Translated by Philip Roughton
“In the morning I went off to cut a tumor from a man.”
(Autobiography of Jón Steingrímsson)
God’s dearest gift & precious wife
It is only by God’s ample mercy that we brothers have reached the cave safely following our trip south over the highlands and hither into the darkness. That we should have survived is a blessing and a miracle; in the mountains we were caught in the most violent of storms.

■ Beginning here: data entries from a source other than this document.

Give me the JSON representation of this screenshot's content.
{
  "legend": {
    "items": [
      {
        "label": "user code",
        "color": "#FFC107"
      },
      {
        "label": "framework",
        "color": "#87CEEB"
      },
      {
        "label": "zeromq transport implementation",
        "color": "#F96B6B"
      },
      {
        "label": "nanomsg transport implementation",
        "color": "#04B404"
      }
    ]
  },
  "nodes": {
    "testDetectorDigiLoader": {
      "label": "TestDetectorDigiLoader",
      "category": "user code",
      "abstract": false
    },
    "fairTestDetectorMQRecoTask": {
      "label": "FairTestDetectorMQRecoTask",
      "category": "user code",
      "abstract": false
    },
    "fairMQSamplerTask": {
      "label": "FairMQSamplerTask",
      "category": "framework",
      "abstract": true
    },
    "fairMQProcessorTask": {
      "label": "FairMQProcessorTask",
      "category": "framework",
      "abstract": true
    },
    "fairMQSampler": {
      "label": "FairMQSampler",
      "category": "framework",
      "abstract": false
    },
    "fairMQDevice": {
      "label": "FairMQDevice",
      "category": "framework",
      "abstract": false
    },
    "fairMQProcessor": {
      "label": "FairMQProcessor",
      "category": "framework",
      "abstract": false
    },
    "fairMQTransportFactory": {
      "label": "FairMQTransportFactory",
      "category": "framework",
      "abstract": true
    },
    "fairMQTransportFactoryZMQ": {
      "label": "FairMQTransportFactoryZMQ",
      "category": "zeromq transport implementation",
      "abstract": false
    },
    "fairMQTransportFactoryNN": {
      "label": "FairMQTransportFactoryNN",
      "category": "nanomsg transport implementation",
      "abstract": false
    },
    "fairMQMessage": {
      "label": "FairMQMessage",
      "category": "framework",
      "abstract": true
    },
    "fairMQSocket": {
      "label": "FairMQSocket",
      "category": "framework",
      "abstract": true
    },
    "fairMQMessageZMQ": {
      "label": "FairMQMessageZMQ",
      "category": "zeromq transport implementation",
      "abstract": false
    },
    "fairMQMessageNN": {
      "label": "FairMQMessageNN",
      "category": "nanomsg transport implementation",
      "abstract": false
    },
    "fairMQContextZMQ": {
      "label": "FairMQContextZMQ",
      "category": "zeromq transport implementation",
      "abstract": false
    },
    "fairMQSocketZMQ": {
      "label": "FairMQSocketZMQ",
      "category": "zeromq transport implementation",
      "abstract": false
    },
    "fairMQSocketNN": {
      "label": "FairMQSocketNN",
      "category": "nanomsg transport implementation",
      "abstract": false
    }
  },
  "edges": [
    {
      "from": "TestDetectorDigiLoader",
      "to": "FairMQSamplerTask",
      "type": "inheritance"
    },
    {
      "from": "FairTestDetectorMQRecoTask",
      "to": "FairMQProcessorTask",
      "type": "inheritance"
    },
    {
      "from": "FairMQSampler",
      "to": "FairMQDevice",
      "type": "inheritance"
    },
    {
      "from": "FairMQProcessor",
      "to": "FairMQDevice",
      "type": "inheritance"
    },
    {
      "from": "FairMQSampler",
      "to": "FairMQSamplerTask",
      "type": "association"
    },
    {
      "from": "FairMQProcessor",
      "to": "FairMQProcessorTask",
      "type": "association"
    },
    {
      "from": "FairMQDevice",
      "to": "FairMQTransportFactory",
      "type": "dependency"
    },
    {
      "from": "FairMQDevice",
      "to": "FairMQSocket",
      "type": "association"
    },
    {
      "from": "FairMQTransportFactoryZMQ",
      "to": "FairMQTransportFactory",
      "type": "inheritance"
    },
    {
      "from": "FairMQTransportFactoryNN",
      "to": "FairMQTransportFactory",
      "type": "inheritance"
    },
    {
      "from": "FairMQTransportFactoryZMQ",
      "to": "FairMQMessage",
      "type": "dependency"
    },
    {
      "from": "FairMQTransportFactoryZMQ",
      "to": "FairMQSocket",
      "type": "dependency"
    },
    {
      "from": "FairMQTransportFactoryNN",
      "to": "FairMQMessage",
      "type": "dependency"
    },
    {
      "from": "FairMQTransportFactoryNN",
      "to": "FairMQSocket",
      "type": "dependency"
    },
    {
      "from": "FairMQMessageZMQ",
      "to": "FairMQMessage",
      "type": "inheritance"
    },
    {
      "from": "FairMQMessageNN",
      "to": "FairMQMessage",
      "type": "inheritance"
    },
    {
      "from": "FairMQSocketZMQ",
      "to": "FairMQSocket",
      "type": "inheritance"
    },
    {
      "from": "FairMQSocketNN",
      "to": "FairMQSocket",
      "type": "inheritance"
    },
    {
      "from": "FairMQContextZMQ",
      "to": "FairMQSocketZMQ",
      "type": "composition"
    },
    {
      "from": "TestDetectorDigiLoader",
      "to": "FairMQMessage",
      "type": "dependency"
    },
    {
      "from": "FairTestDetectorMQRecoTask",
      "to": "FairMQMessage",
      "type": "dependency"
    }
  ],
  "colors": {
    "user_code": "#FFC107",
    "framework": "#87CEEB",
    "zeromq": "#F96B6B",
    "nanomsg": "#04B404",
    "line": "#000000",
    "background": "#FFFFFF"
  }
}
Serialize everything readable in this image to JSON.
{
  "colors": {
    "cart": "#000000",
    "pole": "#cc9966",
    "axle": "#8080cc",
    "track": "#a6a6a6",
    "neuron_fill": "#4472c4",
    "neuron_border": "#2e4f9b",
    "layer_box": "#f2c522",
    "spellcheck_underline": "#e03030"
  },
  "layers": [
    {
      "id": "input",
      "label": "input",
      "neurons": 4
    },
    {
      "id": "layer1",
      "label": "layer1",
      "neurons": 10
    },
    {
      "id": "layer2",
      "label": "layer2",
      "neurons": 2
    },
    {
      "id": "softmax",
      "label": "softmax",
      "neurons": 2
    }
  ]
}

Beloved Þórunn, I will soon place these scribbled words of mine in the hands of a man who stopped here in Hellar; he says that he will be going to Skagafjörður sooner or later. The man is large and wears an enormous red woolen cassock, he carries an infant on his shoulders, sells books but is illiterate himself. These are his traits. His name is Kristófer and he promised to bring these pages to you. I gave him a rixdollar for his trouble. In other words, if you receive these trifles, it is proof that we survived the murderous snowstorm on Kjölur; we brothers have made it to Hellar.
The land is a single living creature. A body. And Þórunn, how painful it is to have had to part from you, with our blessed little one in your own body; may our good Lord be with you and the good midwife when the child wishes to come forth into our dreary earthly habitation. We must content ourselves with written messages for the time being and trust to those who travel the country despite the perilousness and cold of the weather and the harsh conditions in the North. Did not Sheriff Skúli mention some bearers / couriers / postmen / letter carriers?… It may be that no one wishes to be a postman here in this country but for certain eccentrics and vagrants. It would be most pleasing if this were rectified, and I understand that Skúli is working on this matter somewhat with the counts in Copenhagen. There the postmen enjoy great respect and wear uniforms provided by the king’s tailor, with brass buttons and silk ribbons / stiff caps / a horse and a trumpet! These individuals are paid a good shilling for their journeys. And then there are the Taxis in Hamburg, who rush all over Germany!